# Computer won't start. Screen blank.



## bauhsoj (Apr 20, 2005)

I recently built a custom computer with an ASUS M3N72-D motherboard, Athlon 64 X2, and Cooler Master Real Power Pro 650W power supply. I booted it up, no problems. Started installing Windows, no problem. After Windows finished installing I realized I had the boot order of the drives incorrect, so shut things down, touched the case to ground myself, then switched the two SATA drive connections, closed it back up and powered on.

When the power came on this time, I get nothing. No booting, no beeps, just a black screen. The monitor shows no activity.

Have no idea what is going on here. Can anyone help me figure this one out?


----------



## bauhsoj (Apr 20, 2005)

OK, so right after I posted this, I got the apparently bright idea to completely turn off the power supply. It solved the problem and the computer boots now.

Would love to know why this makes a difference. :4-dontkno


----------



## greenbrucelee (Apr 24, 2007)

did you have the psu on before cooneting everything up? If so when the computer was plugged in the initial jolt could have made a minor spike which the psu didn't like.


----------



## bauhsoj (Apr 20, 2005)

Yep, sure did! Could that have damaged anything?


----------



## greenbrucelee (Apr 24, 2007)

it could have but if its working now then I wouldn't worry too much. Test the psu with a multimeter or download sensor veiw o make sure the voltages are ok.

If you do start getting intermittant or strange issues then your psu is probably the first thing to suspect.


----------



## bauhsoj (Apr 20, 2005)

The system booted just fine for a while and now I can't get it to go past the motherboard intro screen. The motherboard is an "ASUS M3N72-D". Can't enter Setup by pressing delete or display the BIOS POST message by pressing tab. The screen is just frozen on that initial motherboard message image.

Just discovered that no system beeps are sounding because my supposedly super awesome Thermaltake Armor+ MX case doesn't come with a built in speaker for the motherboard to send the beeps to. 

How do I test the PSU with a multimeter since I can't get it to start so I can use a sensor program?

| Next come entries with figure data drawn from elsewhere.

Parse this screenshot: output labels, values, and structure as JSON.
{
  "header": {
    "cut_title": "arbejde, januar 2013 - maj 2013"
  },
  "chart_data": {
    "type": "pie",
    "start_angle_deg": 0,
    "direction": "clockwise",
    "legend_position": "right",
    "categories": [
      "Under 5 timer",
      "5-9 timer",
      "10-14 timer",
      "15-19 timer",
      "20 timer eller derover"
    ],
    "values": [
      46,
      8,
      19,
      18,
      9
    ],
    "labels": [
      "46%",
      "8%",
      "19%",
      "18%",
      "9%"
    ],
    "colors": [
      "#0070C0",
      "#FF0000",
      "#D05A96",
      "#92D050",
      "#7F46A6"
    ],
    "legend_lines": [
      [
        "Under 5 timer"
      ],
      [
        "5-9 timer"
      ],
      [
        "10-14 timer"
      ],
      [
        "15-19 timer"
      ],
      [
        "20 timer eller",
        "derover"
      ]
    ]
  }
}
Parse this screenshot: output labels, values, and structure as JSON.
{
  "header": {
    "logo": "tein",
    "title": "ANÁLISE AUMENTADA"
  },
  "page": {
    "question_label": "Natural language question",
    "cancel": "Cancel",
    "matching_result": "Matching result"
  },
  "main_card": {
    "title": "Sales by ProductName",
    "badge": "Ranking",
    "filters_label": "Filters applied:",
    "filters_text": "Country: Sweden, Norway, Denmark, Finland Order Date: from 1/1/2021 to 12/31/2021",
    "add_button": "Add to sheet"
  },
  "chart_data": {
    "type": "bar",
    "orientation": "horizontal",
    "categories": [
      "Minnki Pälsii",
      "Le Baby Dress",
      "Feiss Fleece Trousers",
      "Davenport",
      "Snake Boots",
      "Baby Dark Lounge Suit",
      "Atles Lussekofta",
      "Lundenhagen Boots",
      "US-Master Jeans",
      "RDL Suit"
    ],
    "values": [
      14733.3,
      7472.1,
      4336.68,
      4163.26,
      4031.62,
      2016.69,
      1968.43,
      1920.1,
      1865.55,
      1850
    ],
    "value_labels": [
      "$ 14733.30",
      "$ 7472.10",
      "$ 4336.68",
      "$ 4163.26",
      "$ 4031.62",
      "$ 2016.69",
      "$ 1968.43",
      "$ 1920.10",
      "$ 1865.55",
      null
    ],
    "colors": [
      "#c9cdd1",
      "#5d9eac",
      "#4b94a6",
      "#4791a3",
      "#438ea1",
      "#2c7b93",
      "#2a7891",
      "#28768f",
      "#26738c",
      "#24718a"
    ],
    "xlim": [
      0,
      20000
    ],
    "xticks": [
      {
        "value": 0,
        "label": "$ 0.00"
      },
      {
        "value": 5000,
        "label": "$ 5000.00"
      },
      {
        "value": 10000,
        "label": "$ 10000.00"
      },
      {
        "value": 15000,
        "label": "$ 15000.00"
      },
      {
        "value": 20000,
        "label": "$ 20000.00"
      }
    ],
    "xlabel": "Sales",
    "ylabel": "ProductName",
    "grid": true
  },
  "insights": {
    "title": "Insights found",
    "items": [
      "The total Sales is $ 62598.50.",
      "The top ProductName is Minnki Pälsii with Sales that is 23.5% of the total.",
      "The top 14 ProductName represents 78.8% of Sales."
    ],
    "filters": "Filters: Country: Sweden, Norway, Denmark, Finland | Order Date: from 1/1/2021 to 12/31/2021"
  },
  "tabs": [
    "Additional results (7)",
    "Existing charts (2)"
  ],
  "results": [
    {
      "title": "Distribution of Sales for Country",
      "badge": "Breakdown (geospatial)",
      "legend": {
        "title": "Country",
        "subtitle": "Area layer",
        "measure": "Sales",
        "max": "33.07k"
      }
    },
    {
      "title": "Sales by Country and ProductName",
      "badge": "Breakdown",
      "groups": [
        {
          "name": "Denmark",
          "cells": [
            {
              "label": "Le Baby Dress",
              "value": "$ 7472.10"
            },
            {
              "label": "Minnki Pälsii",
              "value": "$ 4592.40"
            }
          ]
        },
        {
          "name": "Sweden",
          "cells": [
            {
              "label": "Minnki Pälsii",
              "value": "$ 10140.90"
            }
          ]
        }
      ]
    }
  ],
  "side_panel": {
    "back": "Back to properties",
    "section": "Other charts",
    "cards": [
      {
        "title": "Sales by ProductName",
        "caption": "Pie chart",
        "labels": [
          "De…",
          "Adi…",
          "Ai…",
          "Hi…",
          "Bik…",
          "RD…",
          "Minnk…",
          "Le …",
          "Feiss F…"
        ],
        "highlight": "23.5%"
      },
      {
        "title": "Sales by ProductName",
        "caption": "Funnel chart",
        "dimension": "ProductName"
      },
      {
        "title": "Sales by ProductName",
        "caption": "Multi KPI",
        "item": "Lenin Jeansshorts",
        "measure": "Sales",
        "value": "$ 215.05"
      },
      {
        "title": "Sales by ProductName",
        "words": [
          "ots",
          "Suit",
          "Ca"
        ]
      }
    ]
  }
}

Suckiest part is, I had another problem happen a while back preventing the computer from functioning at all, so I sent ALL my parts in for manufacturer replacement and bought a top of the line PSU just to be safe. Now I am having this problem.


----------



## Tyree (May 10, 2009)

The speaker should have came with the Mobo.
http://www.techsupportforum.com/f210/test-your-power-supply-with-a-multi-meter-151526.html


----------